The act of stealing a page from a process actually occurs in two stages. First, the working-set manager changes the PTE for the page to indicate an invalid page in transition. Second, the working-set manager also updates the page-frame database entry for the physical page, marking it as either Modified or Standby, depending on whether the page is dirty or not.

Conclusion

Developers for Windows NT face many new challenges on their way to becoming proficient with the operating system. Understanding how to manage memory effectively is likely to be one of the more difficult challenges—and probably the most important one. Figuring out whether to use virtual memory, memory-mapped files, heap memory, or space on a thread's stack for implementing specific types of data is representative of the kind of decision that developers routinely face when developing applications for Windows NT. Such a decision depends on knowing how and when the operating system allocates specific resources—such as the virtual address descriptor (VAD) tree, the translation lookaside buffer (TLB), page tables and page-table entries (PTEs), prototype PTEs, the page-frame database, a process's virtual address space, system pagefiles, and so on. A thorough knowledge of each of these system resources and how they are affected by specific application programming interface (API) functions is the key to mastering Windows NT.

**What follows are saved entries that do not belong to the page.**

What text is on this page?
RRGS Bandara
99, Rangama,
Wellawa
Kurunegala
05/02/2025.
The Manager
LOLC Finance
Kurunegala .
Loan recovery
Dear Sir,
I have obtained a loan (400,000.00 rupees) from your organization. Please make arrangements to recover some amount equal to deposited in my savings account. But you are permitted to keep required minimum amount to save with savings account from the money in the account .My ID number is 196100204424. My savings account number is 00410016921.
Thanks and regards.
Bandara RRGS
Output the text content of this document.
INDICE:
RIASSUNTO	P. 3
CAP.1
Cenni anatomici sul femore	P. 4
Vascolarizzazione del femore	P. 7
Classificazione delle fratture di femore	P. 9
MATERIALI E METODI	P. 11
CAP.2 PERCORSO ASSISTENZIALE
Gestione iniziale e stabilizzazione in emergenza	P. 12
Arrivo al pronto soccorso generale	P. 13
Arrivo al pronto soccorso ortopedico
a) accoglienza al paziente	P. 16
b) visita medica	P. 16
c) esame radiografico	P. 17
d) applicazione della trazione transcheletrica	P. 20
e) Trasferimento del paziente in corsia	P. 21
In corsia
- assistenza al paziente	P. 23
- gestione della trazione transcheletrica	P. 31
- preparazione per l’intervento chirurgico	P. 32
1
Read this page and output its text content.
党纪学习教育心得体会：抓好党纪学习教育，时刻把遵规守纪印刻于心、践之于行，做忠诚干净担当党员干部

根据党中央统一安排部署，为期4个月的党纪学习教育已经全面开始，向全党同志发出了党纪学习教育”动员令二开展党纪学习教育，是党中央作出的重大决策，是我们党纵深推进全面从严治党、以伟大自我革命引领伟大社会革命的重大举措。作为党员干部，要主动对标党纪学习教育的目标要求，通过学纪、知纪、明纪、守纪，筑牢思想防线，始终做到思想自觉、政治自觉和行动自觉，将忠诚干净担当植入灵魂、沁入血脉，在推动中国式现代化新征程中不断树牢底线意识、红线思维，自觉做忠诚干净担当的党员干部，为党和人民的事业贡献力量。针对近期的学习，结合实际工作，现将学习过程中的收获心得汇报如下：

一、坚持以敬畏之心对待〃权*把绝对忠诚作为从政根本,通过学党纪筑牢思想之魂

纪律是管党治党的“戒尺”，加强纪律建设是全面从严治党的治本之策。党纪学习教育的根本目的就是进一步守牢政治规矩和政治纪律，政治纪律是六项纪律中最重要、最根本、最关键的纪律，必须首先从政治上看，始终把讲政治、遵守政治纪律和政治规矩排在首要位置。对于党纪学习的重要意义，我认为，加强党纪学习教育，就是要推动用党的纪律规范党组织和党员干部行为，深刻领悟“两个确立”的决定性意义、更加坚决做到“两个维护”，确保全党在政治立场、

This technical article identifies each of the components of the virtual memory management system in Windows NT, focusing on answers to these questions:

Understanding how and when the system does things and what the system resources are is only half the challenge. The other half lies in understanding how each of the API functions affects these resources. With hundreds of memory management functions available, the task is especially challenging. This technical article provides a foundation for three other technical articles on this disc that specifically address the memory functions available in the Win32 API and explain the impact each has on system resources: "Managing Virtual Memory in Win32," "Managing Memory Mapped Files in Win32," and "Managing Heap Memory in Win32" (MSDN Library, Technical Articles). You should examine this article first and then read the other three when you are faced with memory issues in a specific area of the Win32 API.